In the meantime, the authors encouraged oversight of patient use of the ChatGPT to validate summaries generated by the chatbot, notwithstanding that this may diminish any potential gains in efficiency.
"We expect that future models will have improved performance, specifically for healthcare," they wrote.
Nonetheless, the authors gave ChatGPT a green light as an aid for radiologists in generating reports, which are often summarized in the form of a conclusion or impression. ChatCPT could be used to expedite and improve this process, they wrote.

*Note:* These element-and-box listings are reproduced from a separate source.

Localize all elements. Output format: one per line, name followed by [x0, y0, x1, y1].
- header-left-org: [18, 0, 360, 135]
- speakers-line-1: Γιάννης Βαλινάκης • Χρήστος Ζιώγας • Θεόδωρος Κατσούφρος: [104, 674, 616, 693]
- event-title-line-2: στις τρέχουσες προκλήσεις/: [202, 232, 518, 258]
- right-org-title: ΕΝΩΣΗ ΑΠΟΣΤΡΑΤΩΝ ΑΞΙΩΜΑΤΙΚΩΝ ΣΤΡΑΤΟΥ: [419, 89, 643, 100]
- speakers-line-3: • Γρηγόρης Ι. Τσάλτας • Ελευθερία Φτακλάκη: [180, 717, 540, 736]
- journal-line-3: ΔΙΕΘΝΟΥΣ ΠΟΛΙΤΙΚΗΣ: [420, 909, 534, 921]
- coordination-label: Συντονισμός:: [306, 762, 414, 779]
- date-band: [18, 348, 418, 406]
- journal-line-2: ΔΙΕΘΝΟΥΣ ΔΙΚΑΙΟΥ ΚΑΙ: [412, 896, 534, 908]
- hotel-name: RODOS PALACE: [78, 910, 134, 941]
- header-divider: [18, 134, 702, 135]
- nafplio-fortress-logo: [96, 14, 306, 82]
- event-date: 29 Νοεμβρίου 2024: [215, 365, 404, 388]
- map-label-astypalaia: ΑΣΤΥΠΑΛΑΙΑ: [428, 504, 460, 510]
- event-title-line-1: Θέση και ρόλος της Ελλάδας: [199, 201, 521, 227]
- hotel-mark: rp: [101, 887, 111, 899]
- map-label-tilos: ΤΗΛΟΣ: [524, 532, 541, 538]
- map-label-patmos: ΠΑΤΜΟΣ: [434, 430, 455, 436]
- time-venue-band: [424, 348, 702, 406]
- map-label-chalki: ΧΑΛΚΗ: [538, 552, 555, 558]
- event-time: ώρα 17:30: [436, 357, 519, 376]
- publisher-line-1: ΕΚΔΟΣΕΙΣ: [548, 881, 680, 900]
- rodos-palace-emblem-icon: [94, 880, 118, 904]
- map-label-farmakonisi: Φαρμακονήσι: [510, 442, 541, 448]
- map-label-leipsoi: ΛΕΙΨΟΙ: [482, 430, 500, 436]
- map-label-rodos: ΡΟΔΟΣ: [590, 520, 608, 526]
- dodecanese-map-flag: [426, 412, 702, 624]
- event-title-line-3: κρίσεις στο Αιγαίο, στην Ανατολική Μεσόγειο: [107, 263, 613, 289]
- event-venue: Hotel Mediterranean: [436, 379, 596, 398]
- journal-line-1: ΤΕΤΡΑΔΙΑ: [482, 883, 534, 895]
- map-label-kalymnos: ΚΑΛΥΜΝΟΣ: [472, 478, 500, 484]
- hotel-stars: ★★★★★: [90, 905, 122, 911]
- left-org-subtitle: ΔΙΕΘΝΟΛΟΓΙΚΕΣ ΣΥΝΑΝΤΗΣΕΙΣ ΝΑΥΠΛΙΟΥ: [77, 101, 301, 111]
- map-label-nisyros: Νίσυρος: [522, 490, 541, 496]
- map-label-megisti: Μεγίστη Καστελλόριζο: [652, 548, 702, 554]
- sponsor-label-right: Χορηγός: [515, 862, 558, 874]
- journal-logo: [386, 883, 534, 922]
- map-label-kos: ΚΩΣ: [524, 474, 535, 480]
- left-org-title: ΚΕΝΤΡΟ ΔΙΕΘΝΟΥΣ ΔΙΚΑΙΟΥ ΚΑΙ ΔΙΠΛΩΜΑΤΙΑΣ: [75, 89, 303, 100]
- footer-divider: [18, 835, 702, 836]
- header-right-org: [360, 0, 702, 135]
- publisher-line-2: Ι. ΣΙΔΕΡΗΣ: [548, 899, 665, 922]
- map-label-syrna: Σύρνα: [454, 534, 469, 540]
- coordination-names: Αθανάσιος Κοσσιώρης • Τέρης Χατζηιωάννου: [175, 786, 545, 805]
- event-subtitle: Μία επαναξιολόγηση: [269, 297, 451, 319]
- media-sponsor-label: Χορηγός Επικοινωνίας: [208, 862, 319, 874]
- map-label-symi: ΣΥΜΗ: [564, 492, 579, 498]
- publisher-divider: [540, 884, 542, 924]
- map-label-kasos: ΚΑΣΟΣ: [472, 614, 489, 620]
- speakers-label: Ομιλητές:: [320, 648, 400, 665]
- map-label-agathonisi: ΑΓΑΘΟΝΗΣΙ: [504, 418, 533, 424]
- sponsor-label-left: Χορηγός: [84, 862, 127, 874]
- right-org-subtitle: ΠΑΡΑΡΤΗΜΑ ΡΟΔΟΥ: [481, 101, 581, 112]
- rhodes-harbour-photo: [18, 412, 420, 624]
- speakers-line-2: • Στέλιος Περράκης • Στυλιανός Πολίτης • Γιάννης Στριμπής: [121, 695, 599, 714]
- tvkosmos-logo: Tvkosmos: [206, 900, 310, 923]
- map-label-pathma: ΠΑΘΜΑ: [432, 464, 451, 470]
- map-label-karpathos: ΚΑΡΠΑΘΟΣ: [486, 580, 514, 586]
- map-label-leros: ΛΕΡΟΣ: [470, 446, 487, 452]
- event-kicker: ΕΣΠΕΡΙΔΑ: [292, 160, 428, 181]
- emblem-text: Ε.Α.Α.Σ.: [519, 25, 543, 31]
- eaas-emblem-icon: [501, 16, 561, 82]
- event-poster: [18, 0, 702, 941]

In their academic radiology practice, for instance, they said they use a similar program called Rad AI Omni (Rad AI) to generate report impressions based on the text in the current report. The approach appears to improve efficiency, especially in the presence of interruptions to the image interpretation workflow, according to the authors. Moreover, radiologists can optionally use the program based on personal preference.
By comparison, ChatGPT could summarize the current report and include information from prior reports or the electronic medical record to provide longitudinal information and improve context. This could further enhance reporting accuracy and efficiency while reducing omissions and cognitive load, Elkassem and Smith suggested.
"Of course, the use of LLMs like ChatGPT for complicated tasks could introduce errors and bias, and the radiologist would need to validate the report summaries," they concluded.